Wednesday, 23 January 2013

#oldsmooc #digilit still a bit misty

Image: Jane Challinor

I can't believe this is only the end of week 2. I feel as if I have been at it for weeks already. Spent the whole weekend grappling with force maps and personas and clearly haven't really got the hang of it.

I could see how if the force map were to be generated by a design team and involve users, a rich picture of the context could well emerge. But I feel all I have done is drawn a picture of what I already knew and reconfirmed my own beliefs.

So my sense is that I am not really doing this properly.... the discussion forums and reading others' scenarios highlights similar concerns, so that is a relief.


In other news... some synchronicity. I attended the VLE Steering group at my University this week and the discussion was all about teaching digital literacy skills to staff, the advent of MOOCs and setting up an interest group to look at distance learning options. I got so excited I nearly fell off my chair!

This morning, en route to my office, a colleague stopped me to tell me with great enthusiasm that she was setting up wikis for her PG students as collaborative and reflective spaces and was using a "how to do wikis" wiki I had designed a year ago.

Other things I have enjoyed this week: Helen Crump sharing her dissertation with me about academic staff and Twitter (excellent!);reading Dave Cormier on Rhizomatic Learning; joining the FB groups for this and the edcmooc;discussing the MOOC with my Spanish tutor, (on Skype).

Helen's work articulated for me the different attitudes of staff towards social media and helped me write another persona.

In Dave Cormier I found reassurance about my lack of engagement with the context mapping. Too neat for my head possibly?:
The rhizome is, in a manner of speaking, a kind of network. It’s just a very messy, unpredictable network that isn’t bounded and grows and spreads in strange ways. As a model for knowledge, our computer idea of networks, all tidy dots connected to tidy lines, gives us a false sense of completeness.
The Facebook groups and Twitter streams for the moocs have that organic, serendipitous, rhizomatic, nomadic feel to them that makes me feel at home. Lots of links (hyper and personal!) to be harvested here.

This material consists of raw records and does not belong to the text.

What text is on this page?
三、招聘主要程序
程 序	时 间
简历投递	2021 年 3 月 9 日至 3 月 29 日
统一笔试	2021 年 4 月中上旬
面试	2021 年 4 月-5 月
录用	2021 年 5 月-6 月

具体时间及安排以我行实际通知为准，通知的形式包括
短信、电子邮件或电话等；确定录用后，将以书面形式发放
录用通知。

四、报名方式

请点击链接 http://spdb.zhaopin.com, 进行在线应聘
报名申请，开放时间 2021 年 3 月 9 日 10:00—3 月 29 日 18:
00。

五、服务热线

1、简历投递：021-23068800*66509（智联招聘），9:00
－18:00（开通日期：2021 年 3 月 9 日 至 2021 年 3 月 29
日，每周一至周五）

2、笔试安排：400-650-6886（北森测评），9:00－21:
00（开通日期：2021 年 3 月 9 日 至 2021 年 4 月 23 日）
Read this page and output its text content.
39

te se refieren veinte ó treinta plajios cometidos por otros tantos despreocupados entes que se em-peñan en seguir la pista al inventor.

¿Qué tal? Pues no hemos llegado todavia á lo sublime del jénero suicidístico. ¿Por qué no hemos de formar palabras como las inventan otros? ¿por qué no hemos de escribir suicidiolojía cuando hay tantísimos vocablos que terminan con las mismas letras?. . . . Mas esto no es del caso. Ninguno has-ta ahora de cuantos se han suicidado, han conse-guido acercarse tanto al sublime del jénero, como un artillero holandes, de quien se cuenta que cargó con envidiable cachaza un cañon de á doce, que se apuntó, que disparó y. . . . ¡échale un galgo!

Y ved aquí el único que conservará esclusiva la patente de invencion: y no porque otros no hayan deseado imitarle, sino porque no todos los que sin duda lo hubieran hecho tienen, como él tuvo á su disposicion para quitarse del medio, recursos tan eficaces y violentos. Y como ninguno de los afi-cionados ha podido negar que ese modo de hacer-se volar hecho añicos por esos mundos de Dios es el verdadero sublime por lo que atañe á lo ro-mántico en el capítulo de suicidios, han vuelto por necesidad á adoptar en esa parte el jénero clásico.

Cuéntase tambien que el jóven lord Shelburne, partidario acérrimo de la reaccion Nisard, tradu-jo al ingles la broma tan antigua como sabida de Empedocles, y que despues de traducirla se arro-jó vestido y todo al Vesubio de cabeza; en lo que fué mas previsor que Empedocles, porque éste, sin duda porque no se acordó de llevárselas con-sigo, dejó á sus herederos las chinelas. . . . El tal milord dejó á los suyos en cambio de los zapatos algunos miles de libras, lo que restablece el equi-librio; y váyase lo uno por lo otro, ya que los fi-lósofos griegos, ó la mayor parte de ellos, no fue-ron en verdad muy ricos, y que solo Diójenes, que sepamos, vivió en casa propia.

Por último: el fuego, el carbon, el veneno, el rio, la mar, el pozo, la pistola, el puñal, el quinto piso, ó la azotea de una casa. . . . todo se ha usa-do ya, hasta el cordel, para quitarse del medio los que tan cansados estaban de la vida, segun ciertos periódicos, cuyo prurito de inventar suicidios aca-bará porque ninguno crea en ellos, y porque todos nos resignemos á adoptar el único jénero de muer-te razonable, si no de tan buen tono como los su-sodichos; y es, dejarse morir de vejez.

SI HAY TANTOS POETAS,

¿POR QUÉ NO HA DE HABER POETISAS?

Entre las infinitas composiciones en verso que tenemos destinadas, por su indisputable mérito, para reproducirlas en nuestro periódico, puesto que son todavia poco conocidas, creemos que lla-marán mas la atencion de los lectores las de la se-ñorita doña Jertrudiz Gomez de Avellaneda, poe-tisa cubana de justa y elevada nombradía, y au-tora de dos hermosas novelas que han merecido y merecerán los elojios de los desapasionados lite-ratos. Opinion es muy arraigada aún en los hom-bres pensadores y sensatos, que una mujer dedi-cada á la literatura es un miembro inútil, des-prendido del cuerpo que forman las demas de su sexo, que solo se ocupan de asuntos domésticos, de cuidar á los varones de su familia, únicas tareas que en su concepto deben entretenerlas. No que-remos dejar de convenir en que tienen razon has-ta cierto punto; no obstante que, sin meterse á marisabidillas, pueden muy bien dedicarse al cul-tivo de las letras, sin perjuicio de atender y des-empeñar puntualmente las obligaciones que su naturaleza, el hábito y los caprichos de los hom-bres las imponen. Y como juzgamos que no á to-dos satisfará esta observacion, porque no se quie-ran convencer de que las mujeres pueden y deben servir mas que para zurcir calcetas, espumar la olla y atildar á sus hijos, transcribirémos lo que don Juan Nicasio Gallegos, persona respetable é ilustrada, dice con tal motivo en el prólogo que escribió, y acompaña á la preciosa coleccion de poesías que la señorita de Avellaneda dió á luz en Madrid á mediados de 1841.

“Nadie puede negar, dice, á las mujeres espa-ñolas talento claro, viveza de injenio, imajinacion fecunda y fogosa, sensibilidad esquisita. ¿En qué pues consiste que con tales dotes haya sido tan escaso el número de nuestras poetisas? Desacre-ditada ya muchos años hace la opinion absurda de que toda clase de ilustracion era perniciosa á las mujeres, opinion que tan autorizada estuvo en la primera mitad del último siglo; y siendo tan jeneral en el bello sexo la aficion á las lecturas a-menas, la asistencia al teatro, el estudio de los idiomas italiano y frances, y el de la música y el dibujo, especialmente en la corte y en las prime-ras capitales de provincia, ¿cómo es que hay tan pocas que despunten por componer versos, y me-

My Spanish learning journey is deeply nomadic (to quote Cormier again)
The nomads make decisions for themselves. They gather what they need for their own path.
I have attended f2f classes, listened to teach yourself CDs, read grammar texts - but what I do now is pay a teacher to talk with me (about anything...)  so I can listen to her and she can listen to me as I practise. I also read lots of novels and articles and tweets in Spanish, listen to podcasts, and somehow just get the feel of the language. On Monday night I was frankly dreading my session as I was exhausted from work, the mooc experience and the gym, but in fact it was the best I have had - flowing and fun. Maybe because I was tired and not too inhibited.... the point is, I have been on this Spanish learning journey for 8 years, gathering what I need, online and off, to the point where I am beginning to feel pleasure and at-home-ness in the expression and understanding of the language.

I don't know how to teach others how to be learning nomads. Maybe that's not the point. Maybe I just need to get out of their way and let them "become".


  1. Great post Jane! The #oldsmooc daily brought me here and I'm glad for that, especially for the last sentence: "Maybe I just need to get out of their way and let them 'become'" - That's kind of what I feel about sharing knowledge with my colleagues. We do it in so many different ways, and it doesn't seem one size fits all, so yeah - probably I should just continue being a learning nomad myself, and if other asks me, I'll gladly tell them what I do.

    Another thing was: "But I feel all I have done is drawn a picture of what I already knew and reconfirmed my own beliefs" - I wrote a post about that today:

  2. Thanks Morten - I appreciate both your feedback and the link to your post: you have put into words my discomfort but also shown how this can be overcome! I am learning I need to do more talking to my students and less trying to second guess what would work.